0:30 Lauren: Clard Davidson, the head chef, works about 5-6 days a week, averaging 45 to 50 hours a week. He says it takes a lot of teamwork to prepare each meal.
0:40 Clard: Typical meal prep, I usually start about noonish and I’m usually done about 5. So about four or five hours to get one meal done.
0:48 Lauren: Everyone in the kitchen is assigned a certain position to keep the kitchen running smoothly. There is a Sous chef , prep chef, baker, breakfast cook, dishwasher, and Evans Scholar volunteers who all work together throughout the day.
1:03 Michael: A typical day comes in. I check on the breakfast cook Julie to see if she needs anything. Then I go into checking the little kitchens, restocking that. And then going and doing some dishes so the dishwasher is not super overwhelmed when she gets here. And then after that, I go into my mode, getting ready for my lunch.
1:24 Lauren: To determine how much food is to be made for each meal, the kitchen staff estimates based on past experience how much food will be needed. Oftentimes, there are guests, so they always make twenty servings above the estimated amount.
1:38 Michael: We make it all together, so we make 90 to 100 stuffed mushrooms, and then we pan up what’s going to come out, and then whatever’s been hot held in the oven, it’s ready to go. So you just pull the empty pan out, put the new one in.

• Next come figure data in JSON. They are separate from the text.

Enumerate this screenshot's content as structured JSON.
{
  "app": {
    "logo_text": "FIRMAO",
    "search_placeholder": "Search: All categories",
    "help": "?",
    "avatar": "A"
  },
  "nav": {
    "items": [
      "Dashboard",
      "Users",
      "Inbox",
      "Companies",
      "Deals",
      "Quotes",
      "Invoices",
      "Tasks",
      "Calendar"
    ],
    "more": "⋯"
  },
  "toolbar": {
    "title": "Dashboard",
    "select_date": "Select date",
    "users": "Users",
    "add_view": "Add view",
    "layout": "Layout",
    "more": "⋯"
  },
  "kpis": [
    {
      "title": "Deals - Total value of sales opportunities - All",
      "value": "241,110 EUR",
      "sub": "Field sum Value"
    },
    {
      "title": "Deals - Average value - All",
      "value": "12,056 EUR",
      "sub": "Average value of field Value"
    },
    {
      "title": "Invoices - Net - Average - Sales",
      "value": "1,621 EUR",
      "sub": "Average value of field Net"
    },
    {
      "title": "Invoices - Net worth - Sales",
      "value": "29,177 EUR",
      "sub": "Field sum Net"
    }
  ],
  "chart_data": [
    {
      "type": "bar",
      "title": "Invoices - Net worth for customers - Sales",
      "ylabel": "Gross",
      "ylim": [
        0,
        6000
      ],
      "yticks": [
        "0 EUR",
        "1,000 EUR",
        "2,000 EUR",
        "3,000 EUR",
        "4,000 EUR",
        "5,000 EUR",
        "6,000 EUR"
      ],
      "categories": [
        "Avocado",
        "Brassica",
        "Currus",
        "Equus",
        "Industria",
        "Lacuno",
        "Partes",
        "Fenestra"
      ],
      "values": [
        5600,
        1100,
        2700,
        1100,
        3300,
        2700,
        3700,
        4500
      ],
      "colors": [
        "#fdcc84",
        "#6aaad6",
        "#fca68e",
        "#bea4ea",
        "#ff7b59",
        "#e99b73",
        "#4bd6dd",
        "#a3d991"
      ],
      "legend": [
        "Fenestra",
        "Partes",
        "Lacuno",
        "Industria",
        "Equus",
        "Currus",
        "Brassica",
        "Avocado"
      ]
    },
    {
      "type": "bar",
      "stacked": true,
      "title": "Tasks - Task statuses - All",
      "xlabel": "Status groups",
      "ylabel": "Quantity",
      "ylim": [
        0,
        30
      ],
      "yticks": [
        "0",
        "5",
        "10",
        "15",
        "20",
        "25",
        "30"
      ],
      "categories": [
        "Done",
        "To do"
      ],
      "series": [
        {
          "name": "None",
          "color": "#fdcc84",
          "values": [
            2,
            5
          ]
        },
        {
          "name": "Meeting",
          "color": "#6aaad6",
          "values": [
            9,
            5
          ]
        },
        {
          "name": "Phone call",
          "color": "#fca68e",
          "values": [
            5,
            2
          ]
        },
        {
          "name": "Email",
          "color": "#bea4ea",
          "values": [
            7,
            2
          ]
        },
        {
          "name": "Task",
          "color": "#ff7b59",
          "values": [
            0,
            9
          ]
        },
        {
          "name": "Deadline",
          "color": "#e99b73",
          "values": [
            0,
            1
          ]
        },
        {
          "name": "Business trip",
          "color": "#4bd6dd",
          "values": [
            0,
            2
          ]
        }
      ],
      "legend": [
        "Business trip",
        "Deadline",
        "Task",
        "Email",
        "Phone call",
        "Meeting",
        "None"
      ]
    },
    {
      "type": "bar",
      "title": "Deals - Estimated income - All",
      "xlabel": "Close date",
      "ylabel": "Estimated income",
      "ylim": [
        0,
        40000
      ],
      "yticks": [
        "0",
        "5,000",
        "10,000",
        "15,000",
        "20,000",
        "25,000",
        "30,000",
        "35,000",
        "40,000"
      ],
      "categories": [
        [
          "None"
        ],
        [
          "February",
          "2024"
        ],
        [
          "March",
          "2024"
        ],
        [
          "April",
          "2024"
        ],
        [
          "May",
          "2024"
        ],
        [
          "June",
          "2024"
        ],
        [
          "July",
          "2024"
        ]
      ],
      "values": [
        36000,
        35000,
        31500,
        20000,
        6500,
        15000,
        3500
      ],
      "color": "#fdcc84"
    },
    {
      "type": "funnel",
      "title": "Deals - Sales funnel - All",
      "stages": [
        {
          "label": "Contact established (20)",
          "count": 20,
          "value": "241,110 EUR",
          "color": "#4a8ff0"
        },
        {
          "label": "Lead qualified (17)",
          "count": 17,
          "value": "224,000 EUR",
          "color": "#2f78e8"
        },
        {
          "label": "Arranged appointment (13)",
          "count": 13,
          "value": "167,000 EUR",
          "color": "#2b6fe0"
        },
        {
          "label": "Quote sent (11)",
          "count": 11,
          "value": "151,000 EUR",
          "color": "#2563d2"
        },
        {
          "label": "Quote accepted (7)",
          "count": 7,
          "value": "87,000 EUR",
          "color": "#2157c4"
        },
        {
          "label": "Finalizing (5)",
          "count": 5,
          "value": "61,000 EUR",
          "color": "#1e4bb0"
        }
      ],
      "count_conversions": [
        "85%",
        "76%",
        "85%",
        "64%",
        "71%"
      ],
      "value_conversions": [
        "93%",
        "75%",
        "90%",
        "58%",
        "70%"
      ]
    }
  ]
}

1:52 Lauren: There are over seven to eight different food suppliers. Sysco and Piazza are two of the main companies. Sysco is one of the main food suppliers in the nation with approximately 425,000 customers. Piazza provides fresh fruits and vegetables to the house.
2:09 Clard: Some people come in and they’ll take the orders face to face, and we’ll let them know what we need, which is pretty nice to have a casual relationship with them. And then we’ll have a couple orders that I’ll do online. You know, I’ll get online, I’ll see what we need, I’ll, you know, put it in. That’s mostly for our vegetables and stuff like that.
2:26 Lauren: After preparing each meal at the house, the staff ensures that the kitchen is cleaned properly. Everything is washed and sanitized and put back in the proper places.
2:34 Clard: When a dinner is almost about done, everybody pretty much knows what they need to do, vacuum cleaning, wiping down tables, and cleaning different things. Our dish boys take care of a lot of things as well. And I try to make sure things are clean as well.
2:47 Lauren: The leftover food that is not eaten is put into the snack room for girls to eat later or sometimes saved for the next day. In sorority and fraternity houses at the University of North Carolina, a program called Go Meal travels around campus to collect leftover food and donate it to the community kitchen. Indiana University should look into a program like this to help the people in need.
3:11 Lauren: Much of the work the staff puts in to running the kitchen and preparing meals goes underappreciated. This is true in not only sorority kitchens but also all restaurants around the world. With collaboration and team work, an entire staff ensures the kitchen is run smoothly.
3:25 Clard: The whole thing’s a team effort. It’s legitimately a team effort. Not one person can do it all by themselves. We’re all pretty talented, but we work really well as a team.
3:35 Lauren: Thanks to the awesome staff here at Alpha Chi Omega, keeps us Alpha-Chis happy, and also full. For Professor Halloran’s A100 class, I’m Lauren Becker.